The part I found interesting is to about maintaining high availability in a distributed system. According to the CAP theorem, a distributed system has to choose between availability and consistency in the presence of a network partition, as it’s impossible to guarantee both. We are required to focus on availability, i.e. to ensure servers can communicate with each other as soon as possible in the event of network partitioning.
Architecture of the system.
The system is implemented over the TCP protocol, meaning that it’s connection-oriented. Each server can receive multiple incoming connections from other servers or clients, but it can only make one outgoing connection to another server. In other words, the servers form a tree structure. Between any two nodes, there should always be only one connection, as more will result in abnormal behaviour of the broadcast protocol.

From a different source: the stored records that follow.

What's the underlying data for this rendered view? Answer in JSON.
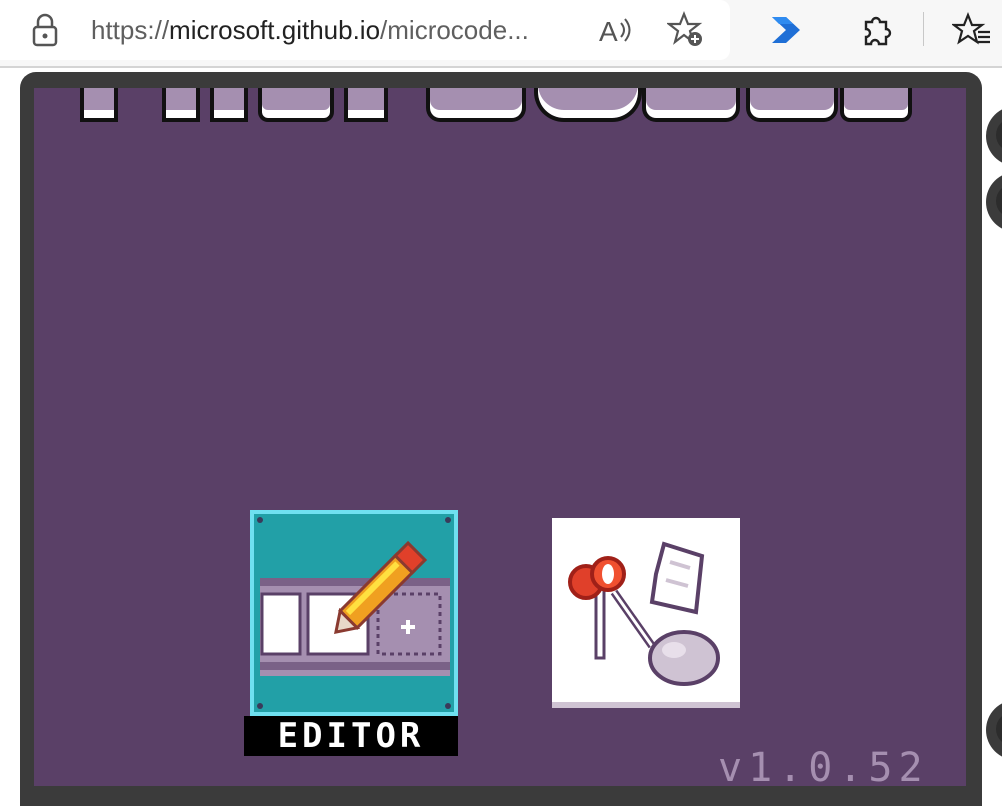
{
  "browser": {
    "url_scheme": "https://",
    "url_domain": "microsoft.github.io",
    "url_rest": "/microcode...",
    "icons": [
      "lock-icon",
      "read-aloud-icon",
      "favorite-add-icon",
      "power-automate-icon",
      "extensions-icon",
      "favorites-icon"
    ]
  },
  "app": {
    "editor_label": "EDITOR",
    "version": "v1.0.52",
    "colors": {
      "screen_bg": "#5a4067",
      "editor_tile": "#22a0a7",
      "editor_border": "#6fe0f0",
      "logo": "#a58fb0"
    }
  }
}
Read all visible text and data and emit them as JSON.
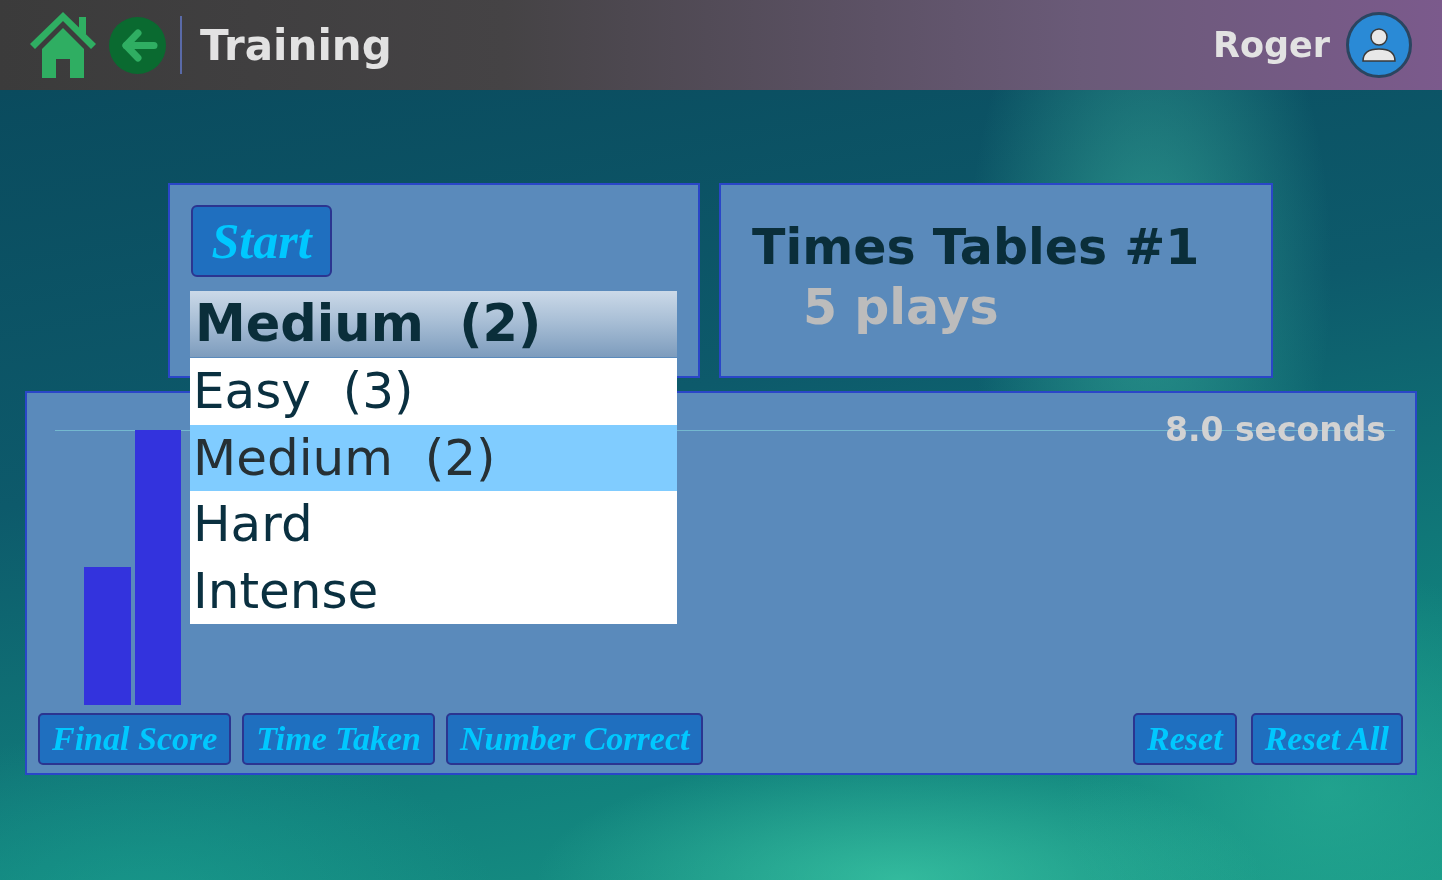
{
  "header": {
    "title": "Training",
    "user_name": "Roger"
  },
  "setup_panel": {
    "start_button": "Start",
    "difficulty_select": {
      "value": "Medium  (2)",
      "expanded": true,
      "options": [
        {
          "label": "Easy  (3)",
          "selected": false
        },
        {
          "label": "Medium  (2)",
          "selected": true
        },
        {
          "label": "Hard",
          "selected": false
        },
        {
          "label": "Intense",
          "selected": false
        }
      ]
    }
  },
  "game_panel": {
    "title": "Times Tables #1",
    "plays": "5 plays"
  },
  "results_panel": {
    "line_label": "8.0 seconds",
    "metric_buttons": [
      "Final Score",
      "Time Taken",
      "Number Correct"
    ],
    "reset_buttons": [
      "Reset",
      "Reset All"
    ]
  }
}
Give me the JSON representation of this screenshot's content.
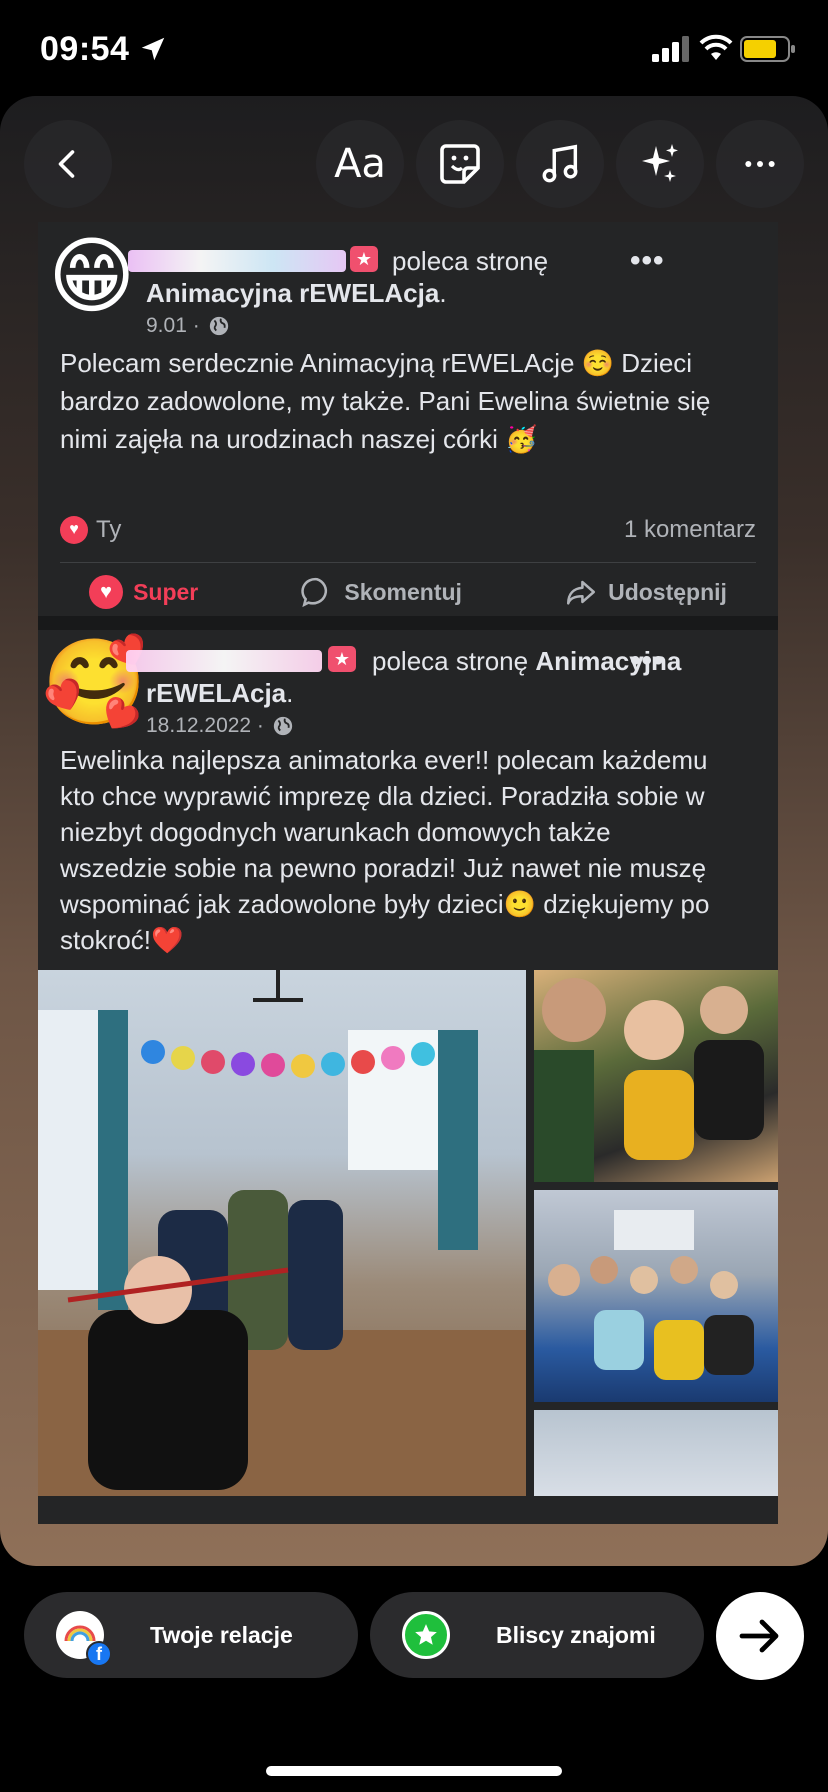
{
  "status": {
    "time": "09:54"
  },
  "toolbar": {
    "text_label": "Aa"
  },
  "post1": {
    "action_text": "poleca stronę",
    "page_name": "Animacyjna rEWELAcja",
    "page_suffix": ".",
    "date": "9.01 ·",
    "body_lines": [
      "Polecam serdecznie Animacyjną rEWELAcje ☺️ Dzieci",
      "bardzo zadowolone, my także. Pani Ewelina świetnie się",
      "nimi zajęła na urodzinach naszej córki 🥳"
    ],
    "reactions_label": "Ty",
    "comments_count": "1 komentarz",
    "like_label": "Super",
    "comment_label": "Skomentuj",
    "share_label": "Udostępnij"
  },
  "post2": {
    "action_text": "poleca stronę",
    "page_name_line1": "Animacyjna",
    "page_name_line2": "rEWELAcja",
    "page_suffix": ".",
    "date": "18.12.2022 ·",
    "body_lines": [
      "Ewelinka najlepsza animatorka ever!! polecam każdemu",
      "kto chce wyprawić imprezę dla dzieci. Poradziła sobie w",
      "niezbyt dogodnych warunkach domowych także",
      "wszedzie sobie na pewno poradzi! Już nawet nie muszę",
      "wspominać jak zadowolone były dzieci🙂 dziękujemy po",
      "stokroć!❤️"
    ]
  },
  "bottom": {
    "your_story_label": "Twoje relacje",
    "close_friends_label": "Bliscy znajomi"
  },
  "colors": {
    "accent_red": "#f33e58",
    "card_bg": "#242526",
    "close_friends_green": "#1fbf3c"
  }
}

To achieve availability under network partition, I implemented a mechanism for servers to make outgoing connection to another server in the system, when the server it was originally connected to crashes.
The backup algorithm
In order to discuss the details of the algorithm, let’s call the servers that is making the outgoing connection children, and the servers that is receiving incoming connection parents, similar to a tree structure. We further define a backup server for each server, which is always the parent of its parent. The servers will follow the rules below:
- When a server detects that its parent crashes, it will try to connect to its backup server, and set that as its new parent.
- After a server connects to a new parent successfully, it will set up a new backup server, which is the parent of its new parent.
- Following the above, a server will broadcast a message to all of its children to inform them that its parent has changed.
- When a server receives a message that its parent’s parent has changed, it will change its backup server accordingly.
- A server would do nothing if any of its children crashes.
The idea is simple: to ensure that when a server’s parent crashes it will connect to its backup server, so that all the remaining servers in the system would form a single tree. However, what about the root of the tree which doesn’t have a parent? To solve this, we need a few extra special rules:
- The first two servers (the root and its first child) in a system will not have a backup server, i.e. their backup server is null, and they will set each other as their own parent.
- When a server without a backup detects that its parent crashes, it will choose one of its existing connected server as its parent.
- When a server A receives a message from its parent B, that B chooses A as its new parent, A will set its backup server to null. In other words, there will always be two servers without backup server in the system.
These might seem a bit complicated at a first glance, so an example with diagram would be helpful. In the following diagram, the arrows indicate a parent-child relationship, and the parent and backup server of each node is shown beside each node.
a. The initial state of the system b. The system after server A crashed
c. The system after server B crashed (D,E,F fisrt connect to C, then C chooses F as its new parent)
Hopefully, we can see from the above example how the system works. This mechanism ensures that a single tree structure is always maintained in the system, and there will be only one connection between any two nodes. Therefore, availability is achieved(to some extent) under netwrok partitioning.
Flaws
This mechanism assumes that only one server would crash at a time. Imagine the scenario where a server’s parent and backup both crashes at the same time, before the server can connect to the backup. Then the server would try to connect to a server(its backup) that’s no longer available, which would of course fail. Although this simultaneous crash is unlikely to happen, it’s still a flaw in the system.